The expert must assess the risk and its level of risk for the child integrity, but stop there; the judge must assess this situation not only by the opinion of the child but also by the opinion of the forensic team, and this is not easy task.

So, the question is what exactly should be tested in every report, specially when it comes to gender violence.

Four levels.:

  1. Intended victim
  2. Present aggressor in foreign country probably not denounced
  3. Children
  4. Full family as a big unity.

And in each one:

Intended victim

  • Emotional states
  • Vulnerability factors
  • Habitual violence
  • Habitual mistreatment
  • Profile of battered women
  • Credibility of testimony
  • Risk assessment
  • Assessment of the mental state

Present aggressor

  • Evaluation of mental state
  • Personal characteristics
  • Emotional state
  • Immutability (volitional and cognitive ability)
  • Risk assessment(danger and possibility of new violent behaviors)
  • Substance abuse.


  • Assessment of mental state(psychological state)
  • Emotional state
  • Testimony, credibility
  • Vulnerability factors
  • Psychological/ physical abuse
  • Sexual abuse
  • Alienation/ manipulation

Full family unity

  • Psychological rapport of the whole family unit.
  • Existence of habitual abuse.

The result of all this, must be the conclusion and the evaluation on the danger or risk with regards of the highest protection to the minor human rights.

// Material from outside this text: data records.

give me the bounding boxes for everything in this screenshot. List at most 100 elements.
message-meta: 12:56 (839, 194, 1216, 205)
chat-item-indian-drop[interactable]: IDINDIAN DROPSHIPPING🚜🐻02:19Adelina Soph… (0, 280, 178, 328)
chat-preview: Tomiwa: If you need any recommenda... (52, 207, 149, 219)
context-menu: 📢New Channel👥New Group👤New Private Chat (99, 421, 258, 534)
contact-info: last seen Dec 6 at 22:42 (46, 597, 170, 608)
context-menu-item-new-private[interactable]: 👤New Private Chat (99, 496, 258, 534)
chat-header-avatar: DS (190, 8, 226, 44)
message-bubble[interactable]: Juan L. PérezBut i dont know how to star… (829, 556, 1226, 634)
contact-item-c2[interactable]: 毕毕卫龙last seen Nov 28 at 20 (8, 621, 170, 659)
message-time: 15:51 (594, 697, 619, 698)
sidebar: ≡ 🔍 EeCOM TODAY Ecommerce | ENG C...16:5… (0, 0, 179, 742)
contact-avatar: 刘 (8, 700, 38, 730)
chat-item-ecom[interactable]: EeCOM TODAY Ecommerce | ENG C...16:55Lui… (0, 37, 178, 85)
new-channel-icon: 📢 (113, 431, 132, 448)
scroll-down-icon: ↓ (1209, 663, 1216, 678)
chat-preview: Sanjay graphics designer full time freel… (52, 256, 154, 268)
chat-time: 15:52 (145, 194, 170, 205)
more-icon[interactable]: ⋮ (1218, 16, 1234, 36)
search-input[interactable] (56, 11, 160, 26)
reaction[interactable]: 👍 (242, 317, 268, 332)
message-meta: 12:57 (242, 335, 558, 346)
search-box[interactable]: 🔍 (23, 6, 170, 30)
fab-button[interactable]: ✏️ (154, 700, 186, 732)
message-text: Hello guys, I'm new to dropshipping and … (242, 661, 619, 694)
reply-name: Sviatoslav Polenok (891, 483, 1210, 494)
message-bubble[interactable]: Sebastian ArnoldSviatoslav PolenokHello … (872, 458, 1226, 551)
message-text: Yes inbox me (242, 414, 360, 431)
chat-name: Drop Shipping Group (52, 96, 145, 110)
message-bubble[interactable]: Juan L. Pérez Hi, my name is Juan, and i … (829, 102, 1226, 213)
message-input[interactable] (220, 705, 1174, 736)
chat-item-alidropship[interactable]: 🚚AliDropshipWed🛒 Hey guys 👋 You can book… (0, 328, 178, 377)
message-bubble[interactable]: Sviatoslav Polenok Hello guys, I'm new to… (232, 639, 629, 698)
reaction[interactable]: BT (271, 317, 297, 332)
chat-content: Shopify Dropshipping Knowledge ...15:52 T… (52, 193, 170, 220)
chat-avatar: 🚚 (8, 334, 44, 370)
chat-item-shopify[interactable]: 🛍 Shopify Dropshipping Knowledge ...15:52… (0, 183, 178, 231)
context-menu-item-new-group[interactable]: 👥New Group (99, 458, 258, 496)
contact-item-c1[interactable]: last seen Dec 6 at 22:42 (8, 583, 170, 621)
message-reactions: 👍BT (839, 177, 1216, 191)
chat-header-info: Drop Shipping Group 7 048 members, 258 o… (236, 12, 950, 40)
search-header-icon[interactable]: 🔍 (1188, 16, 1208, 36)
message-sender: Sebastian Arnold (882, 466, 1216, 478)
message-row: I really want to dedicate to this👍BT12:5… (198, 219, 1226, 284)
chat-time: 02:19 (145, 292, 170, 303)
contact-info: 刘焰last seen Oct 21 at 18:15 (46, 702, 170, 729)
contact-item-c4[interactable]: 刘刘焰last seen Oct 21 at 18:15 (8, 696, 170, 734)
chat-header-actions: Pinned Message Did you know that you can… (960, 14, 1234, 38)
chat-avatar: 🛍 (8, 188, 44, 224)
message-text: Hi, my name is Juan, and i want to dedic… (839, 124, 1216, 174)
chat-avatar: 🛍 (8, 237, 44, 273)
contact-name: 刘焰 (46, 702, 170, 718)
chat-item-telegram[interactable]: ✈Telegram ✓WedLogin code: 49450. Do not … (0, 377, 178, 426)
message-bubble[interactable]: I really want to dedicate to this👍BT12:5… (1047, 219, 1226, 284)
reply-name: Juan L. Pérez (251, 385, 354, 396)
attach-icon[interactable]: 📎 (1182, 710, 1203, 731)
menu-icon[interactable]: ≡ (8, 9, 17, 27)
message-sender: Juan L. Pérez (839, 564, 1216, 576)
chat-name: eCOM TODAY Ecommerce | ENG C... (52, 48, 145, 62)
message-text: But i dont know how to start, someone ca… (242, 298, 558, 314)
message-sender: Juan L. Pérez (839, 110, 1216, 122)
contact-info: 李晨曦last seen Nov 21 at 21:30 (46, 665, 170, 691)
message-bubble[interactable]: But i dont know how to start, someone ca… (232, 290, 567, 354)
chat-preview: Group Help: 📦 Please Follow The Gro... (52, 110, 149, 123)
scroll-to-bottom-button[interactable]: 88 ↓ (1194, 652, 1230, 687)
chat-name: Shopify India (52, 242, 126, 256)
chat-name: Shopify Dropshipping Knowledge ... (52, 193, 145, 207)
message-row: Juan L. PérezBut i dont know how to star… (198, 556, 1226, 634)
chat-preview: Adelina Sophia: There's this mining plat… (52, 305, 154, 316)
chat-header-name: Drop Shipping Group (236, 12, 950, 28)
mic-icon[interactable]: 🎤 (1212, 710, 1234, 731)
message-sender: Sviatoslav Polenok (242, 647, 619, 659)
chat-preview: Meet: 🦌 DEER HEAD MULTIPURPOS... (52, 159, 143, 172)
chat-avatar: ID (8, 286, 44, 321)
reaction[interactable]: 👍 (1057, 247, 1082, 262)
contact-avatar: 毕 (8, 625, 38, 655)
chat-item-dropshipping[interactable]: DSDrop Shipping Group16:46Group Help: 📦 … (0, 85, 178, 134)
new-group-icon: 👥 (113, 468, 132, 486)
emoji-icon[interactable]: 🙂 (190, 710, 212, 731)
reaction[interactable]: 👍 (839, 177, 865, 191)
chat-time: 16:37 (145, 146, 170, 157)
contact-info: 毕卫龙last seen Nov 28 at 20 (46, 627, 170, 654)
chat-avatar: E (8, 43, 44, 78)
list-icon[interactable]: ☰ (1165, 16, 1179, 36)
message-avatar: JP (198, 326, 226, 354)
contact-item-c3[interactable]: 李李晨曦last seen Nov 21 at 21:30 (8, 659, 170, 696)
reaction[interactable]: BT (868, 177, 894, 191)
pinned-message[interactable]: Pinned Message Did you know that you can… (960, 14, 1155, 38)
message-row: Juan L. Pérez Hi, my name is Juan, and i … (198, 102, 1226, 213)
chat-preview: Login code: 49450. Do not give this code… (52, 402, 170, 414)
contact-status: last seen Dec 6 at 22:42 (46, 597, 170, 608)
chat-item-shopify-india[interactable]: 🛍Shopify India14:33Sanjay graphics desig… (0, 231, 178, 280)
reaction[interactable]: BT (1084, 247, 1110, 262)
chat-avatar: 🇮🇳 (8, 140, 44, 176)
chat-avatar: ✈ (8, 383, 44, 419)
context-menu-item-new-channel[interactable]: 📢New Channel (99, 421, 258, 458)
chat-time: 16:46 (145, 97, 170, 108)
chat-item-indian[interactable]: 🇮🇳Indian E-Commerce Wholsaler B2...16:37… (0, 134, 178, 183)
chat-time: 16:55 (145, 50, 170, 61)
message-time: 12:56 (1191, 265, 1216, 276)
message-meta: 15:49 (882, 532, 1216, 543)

At the end of this lecture I would like to mention the ideas and criteria of the decision of tribunal constitutional and Audience Provincial de Madrid, mentioned.

  • integration, adaptation, “roots” in general, are indeterminate or legal concepts.
  • So, the evaluation is by the court.
  • This idea requires the participation of the legal operators to describe what elements or factors at the individual case integrate this motion.
  • In this way, a RELEVANT LINKED is needed and having the concept of adaptation a great psychological component. It can be defined as the intellectual and emotional capacity to provide an adequate and consistent response to the demands of the environment.
  • Family integration must be essentially prevalent, schools links (developed studies) social relationships are also significant.
  • But all this not having such enumeration exhaustive character.
  • In this environment the decision on not restitution from the child must be accepted not as a main point

If all this is correct, no matter what the child thinks, especially under 15 years old.

1.-The psychological problems. If they have a favorable evolution by a correct therapist, including the criteria of the therapist of school.

2.-The situation with another new parental role, “the second family or the second father” and a “new brother”. Is not a problem while the minor does not forget his/ her first father.

3.-If The encounter looked and controlled by the judicial team batwing the minor and her first father, after a time, is positive and emotional. It is not positive for the restitution, it is just to the contrary.

4.-If the minor has forgotten his /her father language. It is not a problem, he/she can learn again the language and the minor is linked with a new environment.

Thanks for coming along here today and all your attention.